By AVA TURNQUEST
Tribune Chief Reporter
FREE National Movement Chairman Michael Pintard said yesterday that party leader Dr Hubert Minnis would like to have a full convention ahead of the next general election, but on his own terms.
Mr Pintard said none of the public critics of Dr Minnis had the capacity to force him into a leadership contest as he defended the leader against scathing criticism from the party’s former chairman, Darron Cash, and reports that several FNM MPs had no confidence in him.
While he insisted that the party welcomed Mr Cash’s independent views, Mr Pintard said his claims that Dr Minnis could not lead the party to a general election victory were “absolute nonsense”.
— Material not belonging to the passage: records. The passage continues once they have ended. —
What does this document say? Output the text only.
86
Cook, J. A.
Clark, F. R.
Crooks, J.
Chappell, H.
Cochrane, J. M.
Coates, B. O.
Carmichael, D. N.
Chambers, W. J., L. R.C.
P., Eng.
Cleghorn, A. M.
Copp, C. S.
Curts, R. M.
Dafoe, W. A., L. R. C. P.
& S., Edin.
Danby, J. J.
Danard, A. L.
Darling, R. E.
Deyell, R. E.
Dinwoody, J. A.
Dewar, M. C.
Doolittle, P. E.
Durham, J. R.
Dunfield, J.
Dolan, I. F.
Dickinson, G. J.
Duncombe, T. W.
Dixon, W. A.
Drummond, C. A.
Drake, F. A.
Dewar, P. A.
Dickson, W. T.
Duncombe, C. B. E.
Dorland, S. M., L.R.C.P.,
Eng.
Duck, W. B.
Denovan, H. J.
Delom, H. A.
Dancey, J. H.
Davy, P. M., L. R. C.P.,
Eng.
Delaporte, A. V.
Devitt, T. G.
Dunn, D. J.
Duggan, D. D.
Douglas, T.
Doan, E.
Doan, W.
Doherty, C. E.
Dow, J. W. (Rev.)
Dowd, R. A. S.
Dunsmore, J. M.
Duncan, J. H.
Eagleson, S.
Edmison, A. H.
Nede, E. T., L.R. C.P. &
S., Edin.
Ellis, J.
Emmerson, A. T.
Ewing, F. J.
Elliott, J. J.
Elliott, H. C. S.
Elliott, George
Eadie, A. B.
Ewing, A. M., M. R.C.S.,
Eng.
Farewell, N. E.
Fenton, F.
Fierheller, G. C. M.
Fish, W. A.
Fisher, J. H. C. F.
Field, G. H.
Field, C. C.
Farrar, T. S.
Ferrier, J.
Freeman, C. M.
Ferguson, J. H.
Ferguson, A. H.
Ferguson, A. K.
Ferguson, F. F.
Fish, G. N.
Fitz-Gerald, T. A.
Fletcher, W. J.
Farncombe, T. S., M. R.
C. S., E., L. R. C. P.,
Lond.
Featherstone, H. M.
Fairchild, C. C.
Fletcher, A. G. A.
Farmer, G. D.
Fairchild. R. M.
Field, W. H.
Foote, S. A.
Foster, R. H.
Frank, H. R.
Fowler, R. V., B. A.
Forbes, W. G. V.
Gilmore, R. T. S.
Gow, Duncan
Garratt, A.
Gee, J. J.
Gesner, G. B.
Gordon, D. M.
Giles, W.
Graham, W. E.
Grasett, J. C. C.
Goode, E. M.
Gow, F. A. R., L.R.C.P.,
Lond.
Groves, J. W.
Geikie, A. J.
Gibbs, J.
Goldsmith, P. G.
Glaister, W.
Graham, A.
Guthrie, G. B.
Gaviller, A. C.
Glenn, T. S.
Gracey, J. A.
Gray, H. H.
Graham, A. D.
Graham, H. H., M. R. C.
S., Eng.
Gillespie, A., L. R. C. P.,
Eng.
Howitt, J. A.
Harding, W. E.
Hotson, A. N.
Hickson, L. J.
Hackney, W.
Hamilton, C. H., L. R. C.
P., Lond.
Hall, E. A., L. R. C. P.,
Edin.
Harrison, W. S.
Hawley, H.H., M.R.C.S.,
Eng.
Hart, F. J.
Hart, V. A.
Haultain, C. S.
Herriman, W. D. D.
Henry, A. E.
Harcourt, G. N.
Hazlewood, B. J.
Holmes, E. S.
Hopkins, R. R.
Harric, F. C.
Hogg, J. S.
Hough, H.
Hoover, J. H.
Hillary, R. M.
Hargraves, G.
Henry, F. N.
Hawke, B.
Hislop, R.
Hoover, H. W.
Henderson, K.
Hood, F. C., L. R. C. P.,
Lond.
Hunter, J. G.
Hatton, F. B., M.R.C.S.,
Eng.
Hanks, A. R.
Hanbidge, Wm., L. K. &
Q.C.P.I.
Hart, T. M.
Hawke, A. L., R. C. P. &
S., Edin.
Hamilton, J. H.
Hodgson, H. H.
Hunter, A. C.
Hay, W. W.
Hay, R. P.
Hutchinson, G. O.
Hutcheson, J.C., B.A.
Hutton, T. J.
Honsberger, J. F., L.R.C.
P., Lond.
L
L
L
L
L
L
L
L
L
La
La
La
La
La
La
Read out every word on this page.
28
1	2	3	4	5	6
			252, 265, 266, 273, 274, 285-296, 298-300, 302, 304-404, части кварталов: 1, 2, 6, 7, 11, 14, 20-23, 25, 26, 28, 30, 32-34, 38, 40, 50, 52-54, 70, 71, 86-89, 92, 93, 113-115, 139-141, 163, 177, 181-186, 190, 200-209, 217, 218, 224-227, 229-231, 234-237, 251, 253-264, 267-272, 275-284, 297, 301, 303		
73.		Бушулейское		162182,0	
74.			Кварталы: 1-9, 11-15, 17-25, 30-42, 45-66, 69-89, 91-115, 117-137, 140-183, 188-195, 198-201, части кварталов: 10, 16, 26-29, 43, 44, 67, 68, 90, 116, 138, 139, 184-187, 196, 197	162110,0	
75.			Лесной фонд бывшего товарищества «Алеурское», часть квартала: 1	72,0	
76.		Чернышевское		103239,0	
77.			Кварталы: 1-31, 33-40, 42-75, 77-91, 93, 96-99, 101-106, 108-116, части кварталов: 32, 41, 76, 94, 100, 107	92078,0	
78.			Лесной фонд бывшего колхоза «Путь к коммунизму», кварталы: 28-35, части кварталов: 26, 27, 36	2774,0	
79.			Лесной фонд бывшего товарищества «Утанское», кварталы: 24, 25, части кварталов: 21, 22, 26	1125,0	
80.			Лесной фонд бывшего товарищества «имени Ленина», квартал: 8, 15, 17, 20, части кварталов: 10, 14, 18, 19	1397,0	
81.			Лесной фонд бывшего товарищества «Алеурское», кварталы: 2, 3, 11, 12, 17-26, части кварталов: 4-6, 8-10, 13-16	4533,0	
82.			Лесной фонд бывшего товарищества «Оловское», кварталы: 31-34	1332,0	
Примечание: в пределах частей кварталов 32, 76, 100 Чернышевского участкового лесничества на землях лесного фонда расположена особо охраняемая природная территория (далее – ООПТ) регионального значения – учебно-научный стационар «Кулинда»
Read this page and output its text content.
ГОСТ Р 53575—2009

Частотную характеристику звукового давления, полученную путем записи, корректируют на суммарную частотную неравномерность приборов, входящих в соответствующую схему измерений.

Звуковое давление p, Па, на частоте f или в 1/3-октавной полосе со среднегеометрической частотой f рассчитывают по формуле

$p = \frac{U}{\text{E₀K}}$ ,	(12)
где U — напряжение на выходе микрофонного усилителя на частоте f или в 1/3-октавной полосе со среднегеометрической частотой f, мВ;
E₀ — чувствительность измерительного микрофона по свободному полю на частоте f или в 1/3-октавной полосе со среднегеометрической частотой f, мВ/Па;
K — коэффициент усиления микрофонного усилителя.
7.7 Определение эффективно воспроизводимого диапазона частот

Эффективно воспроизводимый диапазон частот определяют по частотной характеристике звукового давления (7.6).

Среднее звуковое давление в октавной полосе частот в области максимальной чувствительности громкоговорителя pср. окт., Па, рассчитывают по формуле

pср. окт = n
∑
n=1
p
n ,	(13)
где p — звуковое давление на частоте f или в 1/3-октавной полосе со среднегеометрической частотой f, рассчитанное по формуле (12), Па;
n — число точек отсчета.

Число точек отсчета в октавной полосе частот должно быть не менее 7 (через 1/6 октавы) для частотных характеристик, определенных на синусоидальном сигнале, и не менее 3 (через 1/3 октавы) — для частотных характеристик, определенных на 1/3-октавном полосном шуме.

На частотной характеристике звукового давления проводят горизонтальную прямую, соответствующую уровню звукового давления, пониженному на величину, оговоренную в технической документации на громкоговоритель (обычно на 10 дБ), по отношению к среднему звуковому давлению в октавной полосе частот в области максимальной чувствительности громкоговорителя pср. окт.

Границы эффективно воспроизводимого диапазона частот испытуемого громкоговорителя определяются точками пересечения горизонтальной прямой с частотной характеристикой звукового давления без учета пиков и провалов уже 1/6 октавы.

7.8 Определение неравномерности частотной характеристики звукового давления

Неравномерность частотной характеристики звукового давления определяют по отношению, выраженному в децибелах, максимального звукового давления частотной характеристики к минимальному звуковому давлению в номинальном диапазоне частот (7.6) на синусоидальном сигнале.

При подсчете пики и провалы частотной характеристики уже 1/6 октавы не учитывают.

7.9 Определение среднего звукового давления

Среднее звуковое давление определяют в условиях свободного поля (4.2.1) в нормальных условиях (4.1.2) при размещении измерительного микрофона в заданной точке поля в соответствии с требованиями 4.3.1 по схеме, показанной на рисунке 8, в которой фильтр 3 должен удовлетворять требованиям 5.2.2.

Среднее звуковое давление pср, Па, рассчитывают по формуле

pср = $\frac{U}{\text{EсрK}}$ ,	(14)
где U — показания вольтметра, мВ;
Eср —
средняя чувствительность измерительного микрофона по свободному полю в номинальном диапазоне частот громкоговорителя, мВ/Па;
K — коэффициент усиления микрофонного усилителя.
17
Mr Pintard added that had he been in Mr Cash’s position as a former chairman, he would not have made the public comments.
“The leader of the Free National Movement won by a tremendous margin,” Mr Pintard said. “So for him to engage in discussions about convention in the first year, less than the first year of his administration, would have been nonsensical. So we support him wholeheartedly, the leader’s position there would be no convention (this year).
“But the leader has also made the point that he would like during his administration to have a full fledged convention. I would not pre-empt him in giving that date but the leader does not have a problem with convention, but he will make that determination.
“None of the persons who speak publicly have the capacity to force him to make that decision on their terms. He will make that determination in conjunction with the party (before the next election).”
In a statement on his Facebook page on Tuesday, Mr Cash insisted that Dr Minnis is not moving the FNM in the direction of a decisive 2017 general election victory, and that the issue was compounded by the public image that the party was not united. Mr Cash was supported by lawyer Michael Scott, who has acted as the party’s legal advisor, who commented that very few bought into Dr Minnis as the party’s leader.
Mr Cash’s post followed a report in The Nassau Guardian’s National Review section this week, that claimed several FNM MPs had no confidence in Dr Minnis and were plotting to petition Governor General Dame Marguerite Pindling to have him removed as leader of the Official Opposition.
Yesterday, Mr Pintard declared that if a convention were held today, Dr Minnis would win by an overwhelming majority.
He advised Mr Cash and party supporters that there was no need to “fret over rumours” and insisted that Dr Minnis was in “firm charge” of the organization.
Mr Pintard said he was unconcerned by the reports, adding that Dr Minnis had enjoyed the full support of his colleagues at a meeting on Tuesday. He stressed that every MP has publicly pledged their support for the leader to date.
On the matter of leadership, Mr Pintard said: “Of course we can win with Dr Minnis. We have a number of persons, the former deputy leader (Mrs Butler-Turner) who was a contender we can win with her as well.
“All three of the persons who contended for deputy, we can win with them. We clearly have the talent in the party to succeed in the next general election but more important than succeeding we have the talent to address these dire issues affecting Bahamians. Because that’s what it’s about, it’s not just about winning. (Prime Minister Perry) Christie has demonstrated the PLP’s capacity to win, but they are unable to govern effectively.”
Mr Pintard argued that there was a disproportionate amount of media attention given to evaluating the FNM’s leadership as opposed to holding the government accountable on the PLP-led government’s failures.
He pointed out that Mr Cash was a member of the FNM executive and council, who had full access to the leadership of the party if he wished to discuss his concerns. Mr Pintard also noted that Mr Cash had recently “affirmed his commitment” for Dr Minnis.
While he said that Mr Cash did not call him ahead of the controversial social media post, Mr Pintard maintained the former chairman had done “heavy lifting” for the party and had the right to share his views.
“I would not have posted it if I were in his position,” he said, “as a former chairman of the party I would not have posted it, but I respect his right to express his views because no doubt he has a constituency of his own that he is speaking to – a group of independent thinkers out there.
“I can’t say to the guy don’t appeal to your base, but if I was in his position I would not have.”
Dr Minnis was re-elected as FNM leader in November 2014 beating out contender Long Island MP Loretta Butler-Turner, the party’s former deputy leader.
However, this year Dr Minnis has been dogged by criticisms over his leadership and speculation over whether he enjoyed the full support of his party. Some FNMs have called for another convention this year to solve leadership issues. However, the party is only mandated by its constitution to hold a convention every two years.
Yesterday, Mr Pintard agreed that the public commentary did not “help the cause” and that at times it presented a distraction from the party’s goals. He noted that there was some anxiety among supporters over the stalled rollout of candidates; however, he said he could not assess whether this had affected the spike in rumours given the reports emanated from anonymous sources.